EUROPE'S Insurers are taking a smug view of the problems confronting their United States counterparts. With predictions that insurance will follow savings-and-loan institutions and banks as the next US financial catastrophe, Europeans are extolling the virtues of tight government regulation. The squeeze on profits faced by US insurers result not only from two disasters last year - the East Coast's Hurricane Hugo and the San Francisco earthquake - but also from a crash of the property and junk bond markets where insurers invest chunks of their premium income. As doom-laden forecasts of insolvencies gather pace, the word is it can't happen in Europe.
``In most European countries, insurance companies include assets in their balance sheet at the lowest historic market value,'' says David Nesbit, insurance analyst at County NatWest Securities Ltd.
This practice stems from a tradition going back over a century in Germany of klarheit, wahrheit, vorsicht, or transparency, fair value and prudence, says Bernhard Fink, executive board member of Cologne-based insurer Gerling Koncern Allgemeine Versicherungs AG. European insurers have substantial hidden assets which are already making them a formidable force on the world market, he says.
Most European insurance markets are stringently regulated and include a relatively small number of companies. Only Britain, and to a lesser extent the Netherlands, operate in competitive markets similar to the US, but their high solvency requirements nip some problems in the bud.
Although investors in European insurance may be spared a US-style foreboding, insurance buyers have had to pay more in this regulated, cartelized market. The European Community has issued new directives this year allowing for insurance business to be freely transacted across borders of member states and, which the EC hopes will reduce costs.

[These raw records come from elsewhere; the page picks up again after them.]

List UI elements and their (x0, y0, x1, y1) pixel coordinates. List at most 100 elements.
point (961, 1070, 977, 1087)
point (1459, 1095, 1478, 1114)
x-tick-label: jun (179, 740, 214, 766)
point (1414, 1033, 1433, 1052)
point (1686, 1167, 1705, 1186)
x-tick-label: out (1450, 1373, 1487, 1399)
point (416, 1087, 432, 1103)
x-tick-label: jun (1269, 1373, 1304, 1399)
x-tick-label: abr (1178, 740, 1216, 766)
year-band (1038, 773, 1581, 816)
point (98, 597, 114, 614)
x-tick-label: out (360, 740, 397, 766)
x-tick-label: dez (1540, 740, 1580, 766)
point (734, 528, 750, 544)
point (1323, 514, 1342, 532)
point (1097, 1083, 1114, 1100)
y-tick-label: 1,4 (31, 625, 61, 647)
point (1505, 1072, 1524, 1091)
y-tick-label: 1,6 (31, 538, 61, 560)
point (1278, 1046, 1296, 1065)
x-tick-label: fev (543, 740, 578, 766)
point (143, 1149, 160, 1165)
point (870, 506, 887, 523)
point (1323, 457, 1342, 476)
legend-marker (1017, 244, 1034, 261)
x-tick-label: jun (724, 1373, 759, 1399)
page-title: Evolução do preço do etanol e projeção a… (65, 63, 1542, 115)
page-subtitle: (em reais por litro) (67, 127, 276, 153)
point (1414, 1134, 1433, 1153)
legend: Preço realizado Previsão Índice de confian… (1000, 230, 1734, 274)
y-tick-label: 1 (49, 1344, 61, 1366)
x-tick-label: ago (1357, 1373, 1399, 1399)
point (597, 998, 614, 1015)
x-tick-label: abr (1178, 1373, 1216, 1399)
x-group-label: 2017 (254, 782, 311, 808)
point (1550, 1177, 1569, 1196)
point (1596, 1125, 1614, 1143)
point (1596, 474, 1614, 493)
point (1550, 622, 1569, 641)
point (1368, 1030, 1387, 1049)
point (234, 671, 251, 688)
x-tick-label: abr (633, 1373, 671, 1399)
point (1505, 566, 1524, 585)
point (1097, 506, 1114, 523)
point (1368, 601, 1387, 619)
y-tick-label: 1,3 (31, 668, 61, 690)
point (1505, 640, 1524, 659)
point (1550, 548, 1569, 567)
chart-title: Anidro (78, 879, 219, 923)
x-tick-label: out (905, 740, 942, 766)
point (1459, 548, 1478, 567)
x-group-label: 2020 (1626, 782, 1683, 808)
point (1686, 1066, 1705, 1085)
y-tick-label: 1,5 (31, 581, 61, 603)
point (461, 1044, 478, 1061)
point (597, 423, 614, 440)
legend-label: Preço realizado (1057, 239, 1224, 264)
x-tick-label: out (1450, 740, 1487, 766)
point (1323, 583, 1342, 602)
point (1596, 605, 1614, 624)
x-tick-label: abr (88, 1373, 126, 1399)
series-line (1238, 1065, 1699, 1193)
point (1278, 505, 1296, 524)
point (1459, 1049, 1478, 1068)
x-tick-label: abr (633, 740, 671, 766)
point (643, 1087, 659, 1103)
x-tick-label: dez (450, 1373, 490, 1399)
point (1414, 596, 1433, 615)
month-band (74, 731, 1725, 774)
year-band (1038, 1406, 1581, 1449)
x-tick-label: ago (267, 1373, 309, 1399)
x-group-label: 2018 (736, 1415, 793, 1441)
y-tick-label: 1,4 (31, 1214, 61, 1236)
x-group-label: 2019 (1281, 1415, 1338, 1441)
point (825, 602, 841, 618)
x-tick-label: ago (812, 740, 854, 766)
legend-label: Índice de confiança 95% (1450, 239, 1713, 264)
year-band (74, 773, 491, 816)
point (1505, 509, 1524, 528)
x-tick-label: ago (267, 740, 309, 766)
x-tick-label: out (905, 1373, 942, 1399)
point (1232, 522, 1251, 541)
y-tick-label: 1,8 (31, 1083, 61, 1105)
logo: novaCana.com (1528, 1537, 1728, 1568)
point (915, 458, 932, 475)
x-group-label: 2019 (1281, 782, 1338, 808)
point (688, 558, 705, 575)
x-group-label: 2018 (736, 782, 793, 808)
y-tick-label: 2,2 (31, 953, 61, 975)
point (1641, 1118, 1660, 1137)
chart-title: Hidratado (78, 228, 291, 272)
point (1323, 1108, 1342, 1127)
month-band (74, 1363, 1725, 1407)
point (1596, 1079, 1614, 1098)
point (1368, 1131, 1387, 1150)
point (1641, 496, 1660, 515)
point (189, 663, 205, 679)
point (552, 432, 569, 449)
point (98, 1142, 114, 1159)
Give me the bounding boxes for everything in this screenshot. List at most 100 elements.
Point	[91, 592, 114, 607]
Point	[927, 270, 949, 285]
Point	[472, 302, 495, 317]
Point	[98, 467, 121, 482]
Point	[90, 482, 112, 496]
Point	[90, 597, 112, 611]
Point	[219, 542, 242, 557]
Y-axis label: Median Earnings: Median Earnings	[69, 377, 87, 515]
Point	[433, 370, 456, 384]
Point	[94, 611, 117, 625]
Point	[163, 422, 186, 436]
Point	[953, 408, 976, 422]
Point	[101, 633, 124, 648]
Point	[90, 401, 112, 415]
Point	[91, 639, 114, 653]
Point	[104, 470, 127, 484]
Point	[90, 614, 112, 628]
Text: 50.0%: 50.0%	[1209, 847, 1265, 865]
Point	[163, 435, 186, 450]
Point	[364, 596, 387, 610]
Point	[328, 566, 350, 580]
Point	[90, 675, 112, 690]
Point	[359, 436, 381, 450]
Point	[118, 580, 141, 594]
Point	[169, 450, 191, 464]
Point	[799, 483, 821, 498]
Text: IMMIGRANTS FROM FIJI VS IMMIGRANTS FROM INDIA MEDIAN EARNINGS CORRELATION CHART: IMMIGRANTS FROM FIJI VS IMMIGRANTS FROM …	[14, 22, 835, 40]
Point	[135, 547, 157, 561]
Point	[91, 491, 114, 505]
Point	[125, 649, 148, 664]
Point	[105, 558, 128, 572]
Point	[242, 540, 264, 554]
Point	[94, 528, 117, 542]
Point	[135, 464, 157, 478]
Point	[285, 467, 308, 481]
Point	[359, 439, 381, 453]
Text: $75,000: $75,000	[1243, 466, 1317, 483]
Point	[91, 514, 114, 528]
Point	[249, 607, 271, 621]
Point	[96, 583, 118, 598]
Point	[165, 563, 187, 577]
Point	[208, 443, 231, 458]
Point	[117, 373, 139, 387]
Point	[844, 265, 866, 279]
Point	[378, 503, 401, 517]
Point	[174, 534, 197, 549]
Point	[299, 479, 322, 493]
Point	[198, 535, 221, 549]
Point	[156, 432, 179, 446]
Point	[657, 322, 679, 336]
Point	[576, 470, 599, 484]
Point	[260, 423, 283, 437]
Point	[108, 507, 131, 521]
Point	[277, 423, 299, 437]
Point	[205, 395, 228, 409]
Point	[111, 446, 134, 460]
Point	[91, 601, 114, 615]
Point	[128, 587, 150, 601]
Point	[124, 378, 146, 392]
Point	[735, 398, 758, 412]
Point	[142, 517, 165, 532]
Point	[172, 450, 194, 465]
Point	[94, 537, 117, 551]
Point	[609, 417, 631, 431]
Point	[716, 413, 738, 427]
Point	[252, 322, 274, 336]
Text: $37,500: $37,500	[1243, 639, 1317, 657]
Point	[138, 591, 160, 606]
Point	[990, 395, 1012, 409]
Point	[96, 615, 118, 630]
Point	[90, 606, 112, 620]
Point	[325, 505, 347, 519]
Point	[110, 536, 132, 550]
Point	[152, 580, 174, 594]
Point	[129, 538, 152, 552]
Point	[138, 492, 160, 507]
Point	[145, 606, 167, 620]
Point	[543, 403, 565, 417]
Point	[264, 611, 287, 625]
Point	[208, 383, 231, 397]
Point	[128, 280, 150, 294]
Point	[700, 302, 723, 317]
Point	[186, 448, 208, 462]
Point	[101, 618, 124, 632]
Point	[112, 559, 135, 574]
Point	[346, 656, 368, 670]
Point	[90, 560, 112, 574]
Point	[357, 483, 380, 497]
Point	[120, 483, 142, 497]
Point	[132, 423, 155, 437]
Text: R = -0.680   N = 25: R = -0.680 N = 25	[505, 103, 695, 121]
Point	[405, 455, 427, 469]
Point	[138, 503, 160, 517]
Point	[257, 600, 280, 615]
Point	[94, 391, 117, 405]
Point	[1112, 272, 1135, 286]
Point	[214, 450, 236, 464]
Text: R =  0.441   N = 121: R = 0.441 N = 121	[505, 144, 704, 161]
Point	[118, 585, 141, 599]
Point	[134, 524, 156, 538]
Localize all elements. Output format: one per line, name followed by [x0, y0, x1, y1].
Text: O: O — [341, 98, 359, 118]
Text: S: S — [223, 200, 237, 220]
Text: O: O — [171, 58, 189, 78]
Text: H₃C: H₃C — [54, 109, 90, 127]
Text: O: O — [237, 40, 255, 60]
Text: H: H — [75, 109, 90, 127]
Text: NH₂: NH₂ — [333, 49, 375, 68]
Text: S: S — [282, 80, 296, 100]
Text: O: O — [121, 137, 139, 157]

Few US insurers are deemed financially prepared to move into Europe's post-1992 insurance market, but some European firms are looking in the opposite direction.
Nesbit calls for caution here: ``Between 1930 and 1970, the US market was the fastest growing in the world. Now not only has growth stalled but it is decidedly less profitable.''
For Spain's largest insurer, Madrid-based Corporaci'on Mapfre, the American market represents the future, says chairman and chief executive Jos'e Manuel Marinez. ``By the end of the century, the greatest part of our earnings will come from America.'' The company is targeting the US Hispanic market, with stakes in companies in Florida and Puerto Rico.